Depuis plusieurs mois, 400 afghans demandeurs d’asile luttent pour obtenir une régularisation collective ainsi qu’un moratoire sur les expulsions en Afghanistan. Afin de mieux comprendre leurs parcours, leurs revendications et leurs motivations, FDC est parti à la rencontre de l’un d’entre-eux. Ramin D. Boy, 18 ans, raconte son parcours personnel et, avec une intense lucidité, partage son analyse politique de la situation afghane, des impacts de la Belgique sur cette dernière et de la manière dont le « dossier afghans » est traité aujourd’hui par les autorités belges.
Ramin D.Boy, 18 ans, afghan, étudie à Anvers.
« J’avais 4 jours quand les russes ont envahi mon pays. J’ai connu la guerre civile, les talibans, puis les fondamentalistes au pouvoir. Ma génération n’a jamais rien vu d’autre que l’occupation et la misère. Mon éducation vient de mon activisme social, c’est pourquoi les enfants de mon pays comme ceux de Palestine peuvent parler de politique à partir de leur expérience. » Ainsi s’exprimait la travailleuse sociale et ex-parlementaire afghane, Malalaï Joya, lors d’une interview diffusée dans l’émission « Là-bas si j’y suis » (France Inter) en février 2010. Témoignage qui rejoint, de façon troublante, celui de Ramin D. Boy. « Je n’ai jamais décidé de quitter l’Afghanistan, ce sont mes parents qui ont fait ce choix », lance d’emblée le jeune homme, s’exprimant parfaitement en anglais et néerlandais. Quand les talibans sont arrivés à Masajev au Nord de l’Afghanistan, le père de Ramin est tailleur dans une petite entreprise familiale de confection des vêtements. Les talibans interdisent son activité et ferment le magasin. Dès lors, la famille de Ramin décide d’émigrer vers le Pakistan pour des raisons économiques : ils y resteront 8 ans.
Or, depuis longtemps, le torchon brûle entre l’Afghanistan et le Pakistan. En 1893, les anglais donnent la partie Nord de l’Afghanistan au Pakistan actuel. A partir de là, la ligne de Durand délimite la frontière entre les deux pays à travers un traité signé pour cent ans. Dans les années 90, Mohammad Najibullah, le président afghan de 1987 à 1992, refuse de reconduire le traité et est pendu par les talibans. Pour rappel, les talibans, établis dans les camps de réfugiés au Pakistan, se présentent à l’origine comme un mouvement réformateur dont la légitimité repose sur le djihad[1]. Sunnites, ils prétendent ramener la paix en Afghanistan (dont ils contrôlent la majeure partie en 1996), désarmer la population et imposer la charia (loi canonique islamique régissant la vie religieuse, politique, sociale et individuelle, appliquée de manière stricte dans certains États musulmans, ndrl).[2]

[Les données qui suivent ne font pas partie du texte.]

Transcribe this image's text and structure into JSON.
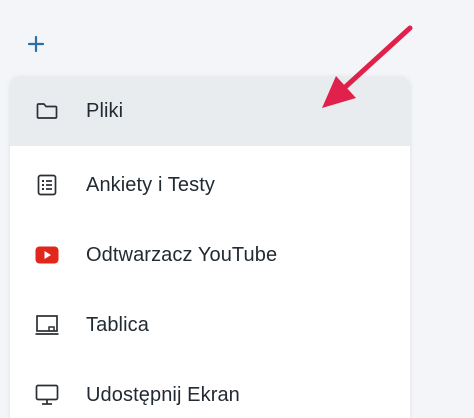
{
  "toolbar": {
    "add_icon": "plus-icon"
  },
  "menu": {
    "items": [
      {
        "label": "Pliki",
        "icon": "folder-icon",
        "active": true
      },
      {
        "label": "Ankiety i Testy",
        "icon": "list-icon",
        "active": false
      },
      {
        "label": "Odtwarzacz YouTube",
        "icon": "youtube-icon",
        "active": false
      },
      {
        "label": "Tablica",
        "icon": "whiteboard-icon",
        "active": false
      },
      {
        "label": "Udostępnij Ekran",
        "icon": "monitor-icon",
        "active": false
      }
    ]
  },
  "colors": {
    "background": "#f3f5f8",
    "menu_background": "#ffffff",
    "active_item_background": "#e9ecef",
    "plus_icon": "#2b6fa6",
    "youtube_red": "#e1261c",
    "annotation_arrow": "#e0214b"
  }
}
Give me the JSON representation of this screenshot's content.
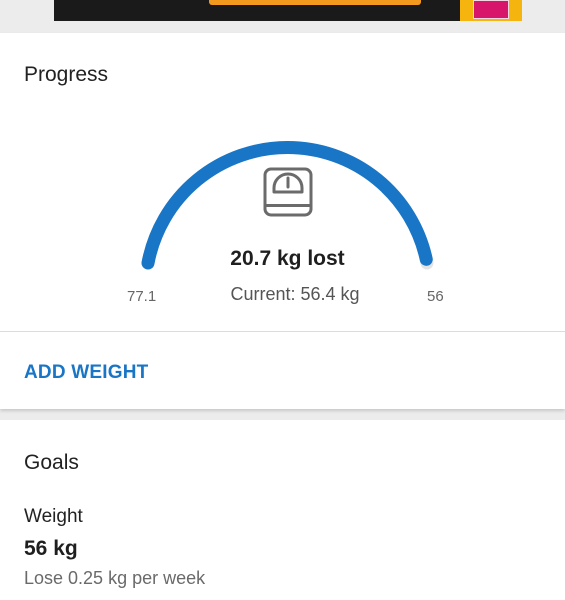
{
  "progress": {
    "title": "Progress",
    "lost_label": "20.7 kg lost",
    "current_label": "Current: 56.4 kg",
    "start_weight": "77.1",
    "goal_weight": "56",
    "progress_fraction": 0.99,
    "icon": "scale-icon",
    "accent_color": "#1976c6"
  },
  "actions": {
    "add_weight_label": "ADD WEIGHT"
  },
  "goals": {
    "title": "Goals",
    "weight_label": "Weight",
    "weight_value": "56 kg",
    "rate_label": "Lose 0.25 kg per week"
  }
}
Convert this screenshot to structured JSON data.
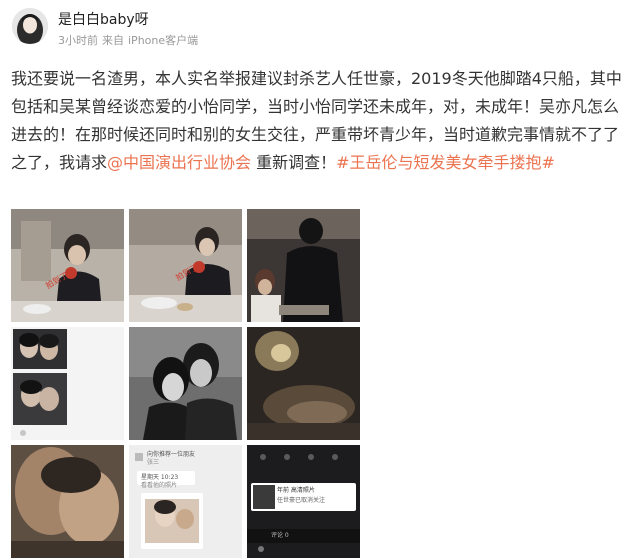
{
  "post": {
    "author": "是白白baby呀",
    "time": "3小时前",
    "source_prefix": "来自",
    "source": "iPhone客户端",
    "text_segments": [
      {
        "type": "text",
        "value": "我还要说一名渣男，本人实名举报建议封杀艺人任世豪，2019冬天他脚踏4只船，其中包括和吴某曾经谈恋爱的小怡同学，当时小怡同学还未成年，对，未成年！吴亦凡怎么进去的！在那时候还同时和别的女生交往，严重带坏青少年，当时道歉完事情就不了了之了，我请求"
      },
      {
        "type": "mention",
        "value": "@中国演出行业协会"
      },
      {
        "type": "text",
        "value": " 重新调查！"
      },
      {
        "type": "hashtag",
        "value": "#王岳伦与短发美女牵手搂抱#"
      }
    ]
  },
  "images": [
    {
      "label": "photo-1",
      "watermark": "拍到了"
    },
    {
      "label": "photo-2",
      "watermark": "拍到了"
    },
    {
      "label": "photo-3"
    },
    {
      "label": "photo-4"
    },
    {
      "label": "photo-5"
    },
    {
      "label": "photo-6"
    },
    {
      "label": "photo-7"
    },
    {
      "label": "photo-8",
      "lines": [
        "向你推荐一位朋友",
        "张三",
        "星期天 10:23",
        "看看他的照片"
      ]
    },
    {
      "label": "photo-9",
      "lines": [
        "年前 高清照片",
        "任世豪已取消关注",
        "评论 0"
      ]
    }
  ],
  "colors": {
    "link": "#eb7350",
    "text": "#333333",
    "meta": "#999999"
  }
}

« Pendant la guerre civile de 92 à 96 dans les madrassas (écoles coraniques, de plus en plus nombreuses au Pakistan, où elles ont parfois pris le relais du secteur éducatif traditionnel, ndrl), les élèves subissaient des lavages de cerveau dispensés par un islam fondamentaliste venu d’Arabie Saoudite. Au Pakistan, les gens disent que si les USA voulaient être cohérents, ils fermeraient les écoles coraniques et les madrassas. En fait, au Pakistan, on les appelle des ‘usines à talibans ‘» explique, l’ex-parlementaire afghane, Malalaï Joya.
Rappelons que l’Afghanistan occupe une position stratégique au cœur de l’Asie. Les différentes bases américaines présentes en Afghanistan assurent une présence en Iran, Chine, Ouzbekistan et permettent également un accès aux réservoirs de gaz et de pétrole des républiques d’Asie Centrale.
En 2002, les talibans arrivent à Mazari et capturent le grand-frère de Ramin sous prétexte que celui-ci ne porte pas la barbe … « Ils n’ont pas pris que mon frère. Enormément de gens furent “embarqués”. Le premier jour, ce fût terrible. Il fallait rester à la maison. C’est comme cela que mon père est mort, il était tellement inquiet au sujet de mon frère … ». En 2008, la situation profondément instable entre l’Afghanistan et le Pakistan s’empire. Des attentats sont perpétrés dans tout le Pakistan, y compris à Karachi où s’est installé la famille de Ramin. Une fois de plus, la famille décide de reprendre le chemin de l’exil. Un ami du père de Ramin trouve un passeur. A ce moment-là, ils ne savaient pas qu’ils se rendaient en Belgique, la seule chose qui importait était de partir.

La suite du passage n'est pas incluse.